His vision is about using this natural advantage in a way that attracts the green financing needed not only to support electricity sector decarbonisation, but to stimulate reindustrialisation.

Crucially, it hinges on an integration of South Africa’s fiscal, industrial, environmental and energy policies, while using its remaining international-relations muscle to position South Africa as the preeminent destination of choice for green finance and low- or no-carbon investment.

One important instrument for achieving such an outcome is the fact that Eskom will be retiring 22 GW of coal-fired generation capacity over the next 15 years, which presents an opportunity to “pivot away from Eskom’s carbon-intensive history and lay the groundwork for a cleaner and greener electricity supply industry”.

For the cash-strapped utility, a strategy that crowds in concessional finance in return for an accelerated repurposing and repowering of old and unreliable coal stations, beginning with Komati in 2022, is almost a no-brainer. By securing R180-billion, Eskom could rapidly upscale its clean-energy portfolio by constructing 7.4 GW of renewables and 244 MWh of battery storage.

For South Africa, meanwhile, there is genuine potential to use its broader renewables roll-out to “drive local manufacturing capability by creating demand for renewable-energy components”.
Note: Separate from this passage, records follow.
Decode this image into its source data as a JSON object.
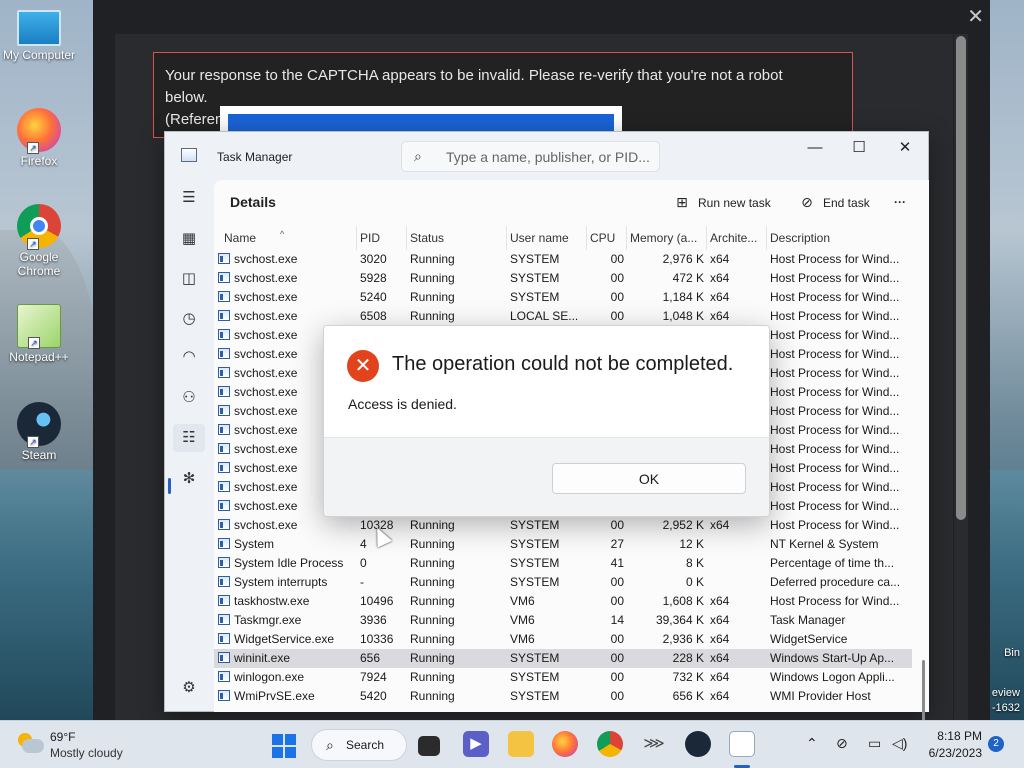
{
  "desktop": {
    "icons": [
      {
        "label": "My Computer"
      },
      {
        "label": "Firefox"
      },
      {
        "label": "Google Chrome"
      },
      {
        "label": "Notepad++"
      },
      {
        "label": "Steam"
      }
    ],
    "right_text": {
      "bin": "Bin",
      "review": "eview",
      "build": "-1632"
    }
  },
  "browser": {
    "captcha_line1": "Your response to the CAPTCHA appears to be invalid. Please re-verify that you're not a robot",
    "captcha_line2": "below.",
    "captcha_line3": "(Referen"
  },
  "task_manager": {
    "title": "Task Manager",
    "search_placeholder": "Type a name, publisher, or PID...",
    "section_title": "Details",
    "run_new_task": "Run new task",
    "end_task": "End task",
    "more": "···",
    "columns": [
      "Name",
      "PID",
      "Status",
      "User name",
      "CPU",
      "Memory (a...",
      "Archite...",
      "Description"
    ],
    "rows": [
      [
        "svchost.exe",
        "3020",
        "Running",
        "SYSTEM",
        "00",
        "2,976 K",
        "x64",
        "Host Process for Wind..."
      ],
      [
        "svchost.exe",
        "5928",
        "Running",
        "SYSTEM",
        "00",
        "472 K",
        "x64",
        "Host Process for Wind..."
      ],
      [
        "svchost.exe",
        "5240",
        "Running",
        "SYSTEM",
        "00",
        "1,184 K",
        "x64",
        "Host Process for Wind..."
      ],
      [
        "svchost.exe",
        "6508",
        "Running",
        "LOCAL SE...",
        "00",
        "1,048 K",
        "x64",
        "Host Process for Wind..."
      ],
      [
        "svchost.exe",
        "",
        "",
        "",
        "",
        "",
        "",
        "Host Process for Wind..."
      ],
      [
        "svchost.exe",
        "",
        "",
        "",
        "",
        "",
        "",
        "Host Process for Wind..."
      ],
      [
        "svchost.exe",
        "",
        "",
        "",
        "",
        "",
        "",
        "Host Process for Wind..."
      ],
      [
        "svchost.exe",
        "",
        "",
        "",
        "",
        "",
        "",
        "Host Process for Wind..."
      ],
      [
        "svchost.exe",
        "",
        "",
        "",
        "",
        "",
        "",
        "Host Process for Wind..."
      ],
      [
        "svchost.exe",
        "",
        "",
        "",
        "",
        "",
        "",
        "Host Process for Wind..."
      ],
      [
        "svchost.exe",
        "",
        "",
        "",
        "",
        "",
        "",
        "Host Process for Wind..."
      ],
      [
        "svchost.exe",
        "",
        "",
        "",
        "",
        "",
        "",
        "Host Process for Wind..."
      ],
      [
        "svchost.exe",
        "",
        "",
        "",
        "",
        "",
        "",
        "Host Process for Wind..."
      ],
      [
        "svchost.exe",
        "",
        "",
        "",
        "",
        "",
        "",
        "Host Process for Wind..."
      ],
      [
        "svchost.exe",
        "10328",
        "Running",
        "SYSTEM",
        "00",
        "2,952 K",
        "x64",
        "Host Process for Wind..."
      ],
      [
        "System",
        "4",
        "Running",
        "SYSTEM",
        "27",
        "12 K",
        "",
        "NT Kernel & System"
      ],
      [
        "System Idle Process",
        "0",
        "Running",
        "SYSTEM",
        "41",
        "8 K",
        "",
        "Percentage of time th..."
      ],
      [
        "System interrupts",
        "-",
        "Running",
        "SYSTEM",
        "00",
        "0 K",
        "",
        "Deferred procedure ca..."
      ],
      [
        "taskhostw.exe",
        "10496",
        "Running",
        "VM6",
        "00",
        "1,608 K",
        "x64",
        "Host Process for Wind..."
      ],
      [
        "Taskmgr.exe",
        "3936",
        "Running",
        "VM6",
        "14",
        "39,364 K",
        "x64",
        "Task Manager"
      ],
      [
        "WidgetService.exe",
        "10336",
        "Running",
        "VM6",
        "00",
        "2,936 K",
        "x64",
        "WidgetService"
      ],
      [
        "wininit.exe",
        "656",
        "Running",
        "SYSTEM",
        "00",
        "228 K",
        "x64",
        "Windows Start-Up Ap..."
      ],
      [
        "winlogon.exe",
        "7924",
        "Running",
        "SYSTEM",
        "00",
        "732 K",
        "x64",
        "Windows Logon Appli..."
      ],
      [
        "WmiPrvSE.exe",
        "5420",
        "Running",
        "SYSTEM",
        "00",
        "656 K",
        "x64",
        "WMI Provider Host"
      ]
    ],
    "selected_row": 21
  },
  "dialog": {
    "title": "The operation could not be completed.",
    "message": "Access is denied.",
    "ok": "OK"
  },
  "taskbar": {
    "temp": "69°F",
    "weather": "Mostly cloudy",
    "search": "Search",
    "time": "8:18 PM",
    "date": "6/23/2023",
    "notifications": "2"
  },
  "colors": {
    "accent": "#1f63c8",
    "error": "#e2431d",
    "captcha_border": "#d9534f"
  }
}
The opportunity does not stop there, however, given that South Africa’s automotive sector will face an existential crisis should it fail to transition to the production of electric vehicles, as will Sasol if it fails to carve out a green-hydrogen niche.

Below ground, too, South Africa has many of the critical minerals needed for the energy transition, while the water released from coal-fired electricity production could spur job-rich agricultural production.

Without immediate and concerted action, though, this vision will remain little more than a dream.